Consider a Hydrogen atom described by Schrödinger's Equation SE in radiative equilibrium with light of a certain frequency $\nu$ described by Maxwell's equations as an electromagnetic wave. This means that there is a gap $\Delta E$ in the distribution of eigenvalues $E$ or spectrum such that $\Delta E =h\nu$ with $h$ a scaling factor, in classical literature named Plank's constant.
The SE for Hydrogen is a partial differential equation of classical continuum form in terms of a wave function which changes continuously in space and time during the process of establishing and maintaining radiation at the resonance frequency $\nu$. The energy gap $\Delta E$ scales with the frequency $\nu$ over the spectrum.
What is discrete is the spectrum, just as in classical continuum mechanics, while wave functions are continuous and do not take any discrete "jumps" in state/energy.
Conclusion: The Schrödinger's Equation SE for a Hydrogen atom takes the form of classical continuum mechanics.

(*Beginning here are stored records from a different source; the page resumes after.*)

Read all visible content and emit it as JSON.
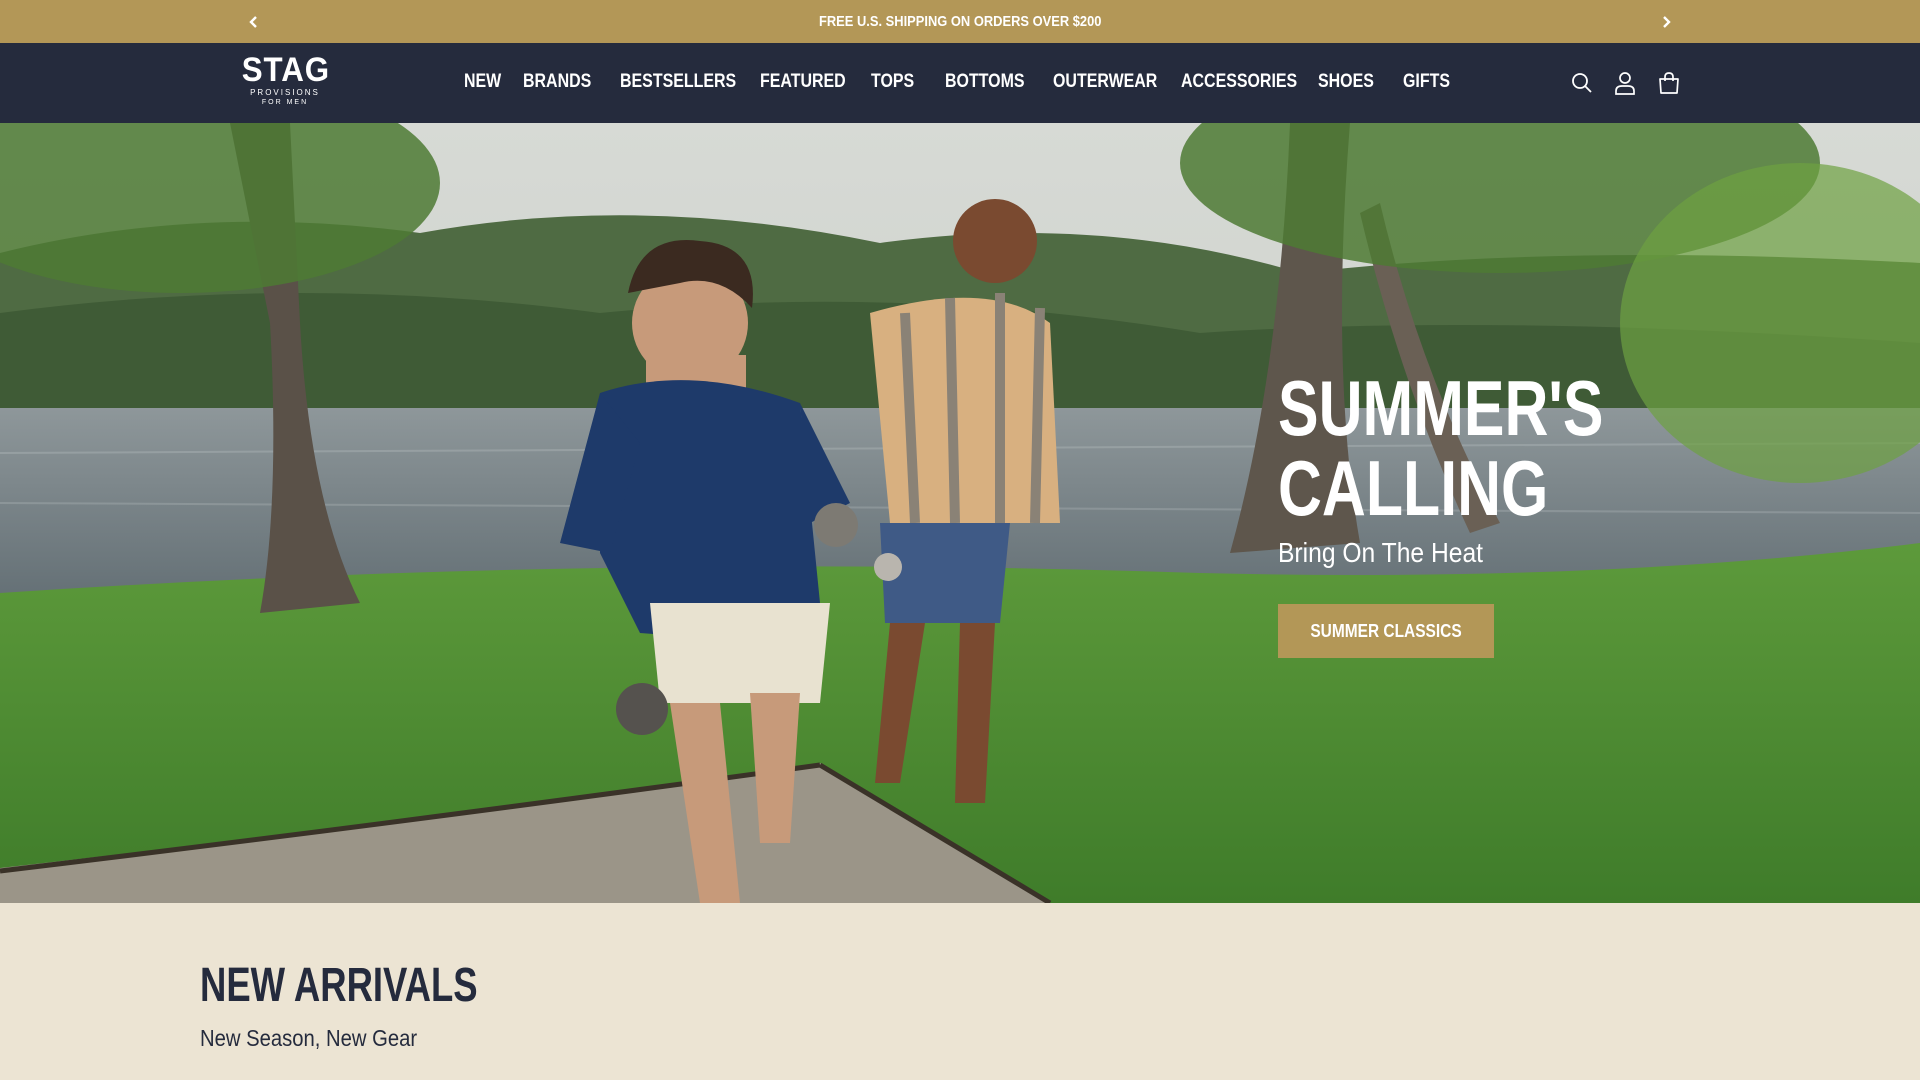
{
  "announcement": {
    "message": "FREE U.S. SHIPPING ON ORDERS OVER $200",
    "prev_icon": "chevron-left-icon",
    "next_icon": "chevron-right-icon"
  },
  "header": {
    "logo": {
      "wordmark": "STAG",
      "line2": "PROVISIONS",
      "line3": "FOR MEN"
    },
    "nav": [
      "NEW",
      "BRANDS",
      "BESTSELLERS",
      "FEATURED",
      "TOPS",
      "BOTTOMS",
      "OUTERWEAR",
      "ACCESSORIES",
      "SHOES",
      "GIFTS"
    ],
    "icons": [
      "search-icon",
      "account-icon",
      "cart-icon"
    ]
  },
  "hero": {
    "title_line1": "SUMMER'S",
    "title_line2": "CALLING",
    "subtitle": "Bring On The Heat",
    "button_label": "SUMMER CLASSICS"
  },
  "new_arrivals": {
    "title": "NEW ARRIVALS",
    "subtitle": "New Season, New Gear"
  },
  "colors": {
    "accent_gold": "#b39757",
    "navy": "#252b3d",
    "cream": "#ece4d3"
  }
}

QM for a Hydrogen atom is classical continuum physics. No need for quantisation. The fact that the spectrum is discrete is not evidence that any non-classical process of quantisation is really needed. See also this post.
chatGPT: Maxwell + Schrödinger looks good:
Treat the atom quantum mechanically (Schrödinger equation).
Treat the radiation as a classical wave (Maxwell).
That explains a lot: absorption spectra, stimulated emission, radiative equilibrium, Rabi oscillations.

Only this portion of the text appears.